The Obama Administration needs three extra months to release data on how Social Security and Medicare is affected by Health Care reform?
They don't know how they changed and affected Social Security and Medicare?
Think about that. They don't know or they ain't saying. Pelosis was right. They don't know what they did, or more likely are horrified to admit what they did.
AP Source: Report on Social Security delayed
By MARTIN CRUTSINGER (AP)
WASHINGTON — The Obama administration is delaying release of the annual report on the financial health of Social Security and Medicare so that the new report can reflect the impact of the recently passed health care overhaul.
An administration official told The Associated Press that this year's trustees report will be delayed until June 30, three months later than it usually comes out.
The official, who spoke on condition of anonymity before the formal announcement, said Monday that the delay will allow the government to determine the impact of the massive overhaul of health care that President Barack Obama just signed into law.
In January, Richard Foster, the chief actuary for Medicare, estimated that the Senate bill which passed on Christmas eve would extend the life of the Medicare hospital trust fund by 10 years. The legislation that finally passed Congress was the Senate bill but with revisions approved to win House support.
The administration official said that passage last month of the health care overhaul legislation had made the trustees report, which usually comes out around April 1, obsolete.

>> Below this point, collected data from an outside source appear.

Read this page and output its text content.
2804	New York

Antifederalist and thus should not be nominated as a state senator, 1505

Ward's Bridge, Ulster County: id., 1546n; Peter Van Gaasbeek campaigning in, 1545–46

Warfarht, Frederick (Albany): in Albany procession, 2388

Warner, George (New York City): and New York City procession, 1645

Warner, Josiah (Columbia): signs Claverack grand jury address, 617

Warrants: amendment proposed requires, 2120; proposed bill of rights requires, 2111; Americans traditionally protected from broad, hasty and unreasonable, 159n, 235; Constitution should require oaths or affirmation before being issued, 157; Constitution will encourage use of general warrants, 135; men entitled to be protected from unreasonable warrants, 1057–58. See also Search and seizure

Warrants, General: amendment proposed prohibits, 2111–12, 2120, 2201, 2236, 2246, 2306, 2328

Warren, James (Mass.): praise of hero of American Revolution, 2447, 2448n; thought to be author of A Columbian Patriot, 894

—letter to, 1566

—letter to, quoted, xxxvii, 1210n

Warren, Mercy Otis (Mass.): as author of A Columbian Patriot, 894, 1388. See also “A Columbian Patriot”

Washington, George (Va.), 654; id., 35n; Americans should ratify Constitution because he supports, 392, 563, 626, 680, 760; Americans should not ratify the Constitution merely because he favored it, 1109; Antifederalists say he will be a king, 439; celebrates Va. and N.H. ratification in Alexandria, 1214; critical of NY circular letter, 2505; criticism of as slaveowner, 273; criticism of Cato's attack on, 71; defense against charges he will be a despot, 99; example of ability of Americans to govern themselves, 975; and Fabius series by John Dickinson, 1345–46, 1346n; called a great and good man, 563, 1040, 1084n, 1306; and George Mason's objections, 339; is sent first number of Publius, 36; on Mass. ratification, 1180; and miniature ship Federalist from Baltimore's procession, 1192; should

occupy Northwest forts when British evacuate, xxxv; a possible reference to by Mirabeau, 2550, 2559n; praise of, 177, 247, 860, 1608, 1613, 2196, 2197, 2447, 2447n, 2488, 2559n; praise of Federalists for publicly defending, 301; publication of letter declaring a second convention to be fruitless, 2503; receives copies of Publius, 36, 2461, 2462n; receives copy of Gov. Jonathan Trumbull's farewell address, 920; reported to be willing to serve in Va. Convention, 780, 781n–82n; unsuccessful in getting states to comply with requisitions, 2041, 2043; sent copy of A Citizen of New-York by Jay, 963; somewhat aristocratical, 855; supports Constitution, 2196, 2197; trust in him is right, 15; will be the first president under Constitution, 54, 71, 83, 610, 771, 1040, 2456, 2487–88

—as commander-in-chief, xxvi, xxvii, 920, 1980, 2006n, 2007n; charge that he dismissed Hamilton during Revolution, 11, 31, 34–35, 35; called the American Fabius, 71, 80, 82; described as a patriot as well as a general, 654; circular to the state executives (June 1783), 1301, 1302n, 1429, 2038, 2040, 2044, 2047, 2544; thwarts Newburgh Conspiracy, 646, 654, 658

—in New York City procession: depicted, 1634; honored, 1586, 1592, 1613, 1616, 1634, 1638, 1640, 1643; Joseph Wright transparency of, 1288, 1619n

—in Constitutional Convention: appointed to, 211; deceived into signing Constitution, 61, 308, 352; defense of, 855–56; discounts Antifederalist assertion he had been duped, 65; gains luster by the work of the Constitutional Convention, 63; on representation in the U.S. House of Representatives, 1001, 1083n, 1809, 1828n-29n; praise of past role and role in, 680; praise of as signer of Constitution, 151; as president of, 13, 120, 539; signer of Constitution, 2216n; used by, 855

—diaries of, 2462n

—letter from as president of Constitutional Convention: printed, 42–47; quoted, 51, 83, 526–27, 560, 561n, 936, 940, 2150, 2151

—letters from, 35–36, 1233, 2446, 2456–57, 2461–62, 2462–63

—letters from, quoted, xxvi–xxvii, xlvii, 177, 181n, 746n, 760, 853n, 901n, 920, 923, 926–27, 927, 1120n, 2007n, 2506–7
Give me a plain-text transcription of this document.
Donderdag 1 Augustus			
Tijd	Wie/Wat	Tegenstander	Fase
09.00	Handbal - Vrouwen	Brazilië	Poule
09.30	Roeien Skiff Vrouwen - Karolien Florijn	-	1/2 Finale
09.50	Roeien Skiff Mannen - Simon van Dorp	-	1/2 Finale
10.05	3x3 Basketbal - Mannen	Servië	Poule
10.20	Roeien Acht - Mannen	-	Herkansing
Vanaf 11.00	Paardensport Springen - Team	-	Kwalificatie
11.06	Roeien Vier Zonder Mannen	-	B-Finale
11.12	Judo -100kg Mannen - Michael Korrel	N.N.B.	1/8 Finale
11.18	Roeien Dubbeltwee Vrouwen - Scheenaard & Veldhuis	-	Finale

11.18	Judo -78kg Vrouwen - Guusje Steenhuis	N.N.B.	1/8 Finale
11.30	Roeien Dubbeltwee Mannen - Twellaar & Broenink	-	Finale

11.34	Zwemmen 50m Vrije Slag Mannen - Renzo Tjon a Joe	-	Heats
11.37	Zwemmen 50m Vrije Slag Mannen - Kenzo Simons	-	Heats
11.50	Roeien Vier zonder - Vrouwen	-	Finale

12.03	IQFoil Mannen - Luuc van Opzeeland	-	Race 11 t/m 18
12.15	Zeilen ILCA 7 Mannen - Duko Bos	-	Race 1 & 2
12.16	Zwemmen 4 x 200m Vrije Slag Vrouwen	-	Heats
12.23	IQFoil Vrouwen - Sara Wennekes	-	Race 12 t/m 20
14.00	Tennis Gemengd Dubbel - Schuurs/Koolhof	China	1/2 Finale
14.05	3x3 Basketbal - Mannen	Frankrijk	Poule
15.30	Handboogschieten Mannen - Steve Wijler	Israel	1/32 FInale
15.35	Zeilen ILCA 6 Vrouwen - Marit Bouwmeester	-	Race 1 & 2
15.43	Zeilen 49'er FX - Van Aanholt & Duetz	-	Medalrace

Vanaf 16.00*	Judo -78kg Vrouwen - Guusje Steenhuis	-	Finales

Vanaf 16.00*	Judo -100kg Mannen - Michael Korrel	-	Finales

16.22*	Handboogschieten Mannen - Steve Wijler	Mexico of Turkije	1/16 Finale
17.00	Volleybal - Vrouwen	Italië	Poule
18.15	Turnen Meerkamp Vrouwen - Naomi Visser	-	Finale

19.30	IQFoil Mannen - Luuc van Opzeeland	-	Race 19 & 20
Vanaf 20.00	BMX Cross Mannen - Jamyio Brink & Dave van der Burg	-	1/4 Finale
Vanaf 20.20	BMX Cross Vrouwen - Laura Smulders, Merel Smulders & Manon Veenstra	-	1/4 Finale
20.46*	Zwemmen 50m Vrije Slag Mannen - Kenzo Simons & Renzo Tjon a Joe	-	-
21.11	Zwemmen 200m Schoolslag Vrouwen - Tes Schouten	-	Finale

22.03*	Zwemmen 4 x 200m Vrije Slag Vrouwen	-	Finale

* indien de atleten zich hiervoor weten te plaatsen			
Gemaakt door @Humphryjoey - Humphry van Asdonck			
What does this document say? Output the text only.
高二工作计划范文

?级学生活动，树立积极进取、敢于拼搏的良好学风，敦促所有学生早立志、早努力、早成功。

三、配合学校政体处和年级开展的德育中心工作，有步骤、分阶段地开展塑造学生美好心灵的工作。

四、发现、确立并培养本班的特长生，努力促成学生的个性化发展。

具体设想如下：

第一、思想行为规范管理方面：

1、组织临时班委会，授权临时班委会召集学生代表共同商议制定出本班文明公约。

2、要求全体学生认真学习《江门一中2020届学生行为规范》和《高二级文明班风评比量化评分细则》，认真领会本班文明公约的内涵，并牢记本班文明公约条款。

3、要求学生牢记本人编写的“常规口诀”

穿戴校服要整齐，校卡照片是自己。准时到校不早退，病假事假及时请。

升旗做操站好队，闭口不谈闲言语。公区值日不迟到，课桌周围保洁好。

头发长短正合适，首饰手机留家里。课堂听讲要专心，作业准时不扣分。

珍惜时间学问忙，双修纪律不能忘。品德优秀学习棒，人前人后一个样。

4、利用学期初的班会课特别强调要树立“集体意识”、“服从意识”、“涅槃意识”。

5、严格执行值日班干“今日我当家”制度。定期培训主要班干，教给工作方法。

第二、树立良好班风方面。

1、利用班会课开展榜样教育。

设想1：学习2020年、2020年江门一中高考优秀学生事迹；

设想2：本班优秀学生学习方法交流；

This official said the decision was made to incorporate all of the changes made by the legislation to better reflect reality now that Congress has passed health care overhaul.
The new health care law seeks to guarantee health insurance coverage for nearly all Americans while cracking down on insurance industry abuses. It also promises to reduce federal deficits by an estimated $143 billion over a decade.
The proposal was passed without any Republican votes. The GOP has vowed to work to repeal the measure and replace it with a less sweeping proposal that they contend would have the support of a greater number of Americans who are worried that the Democratic-sponsored plan will represent massive government intrusion into health care.
Last year's report of the trustees for Social Security and Medicare, the government's two biggest benefit programs, said that the Social Security trust fund would be depleted by 2041 and the Medicare trust fund would be depleted by 2019.
The trustees warned that the financial pressures would begin much sooner when the programs begin paying out more in benefits each year than they collect in taxes. Officials with the Congressional Budget Office say that Social Security will start paying more in benefits than it collects in payroll taxes this year for the first time since the 1980s.
Supporters of the new health care overhaul believe it will have a favorable impact on both Medicare and Social Security, extending the life of both trust funds.
The benefits would occur in large part through lowering health costs by expanding the pool of people buying insurance coverage.
For Medicare, that would result in a direct benefit in lower medical bills while the boost to Social Security would occur in an indirect way. If employers see their costs for health insurance fall, they would have more money to spend on employee salaries. Higher salaries would mean a larger amount of wages that would be subject to the Social Security payroll tax.
This year's trustees report would represent the most authoritative estimate on the impact those changes will have on both Medicare and Social Security.
The report will also estimate the impact the health care overhaul will have on the premiums that Medicare recipients must pay. Supporters of the overhaul believe those premium costs will fall.
The estimate that Social Security will pay out more in benefits this year than it collects in taxes is based on budget data produced by the nonpartisan Congressional Budget Office. The CBO projects that because of a recession that cut the number of people working and paying payroll taxes, Social Security will be paying out more in benefits this year and for the next three years.
CBO analysts see Social Security returning to small surpluses in 2014 and 2015 before returning to indefinite deficits starting in 2016 under the impact of a rising number of the 78 million baby boomers retiring.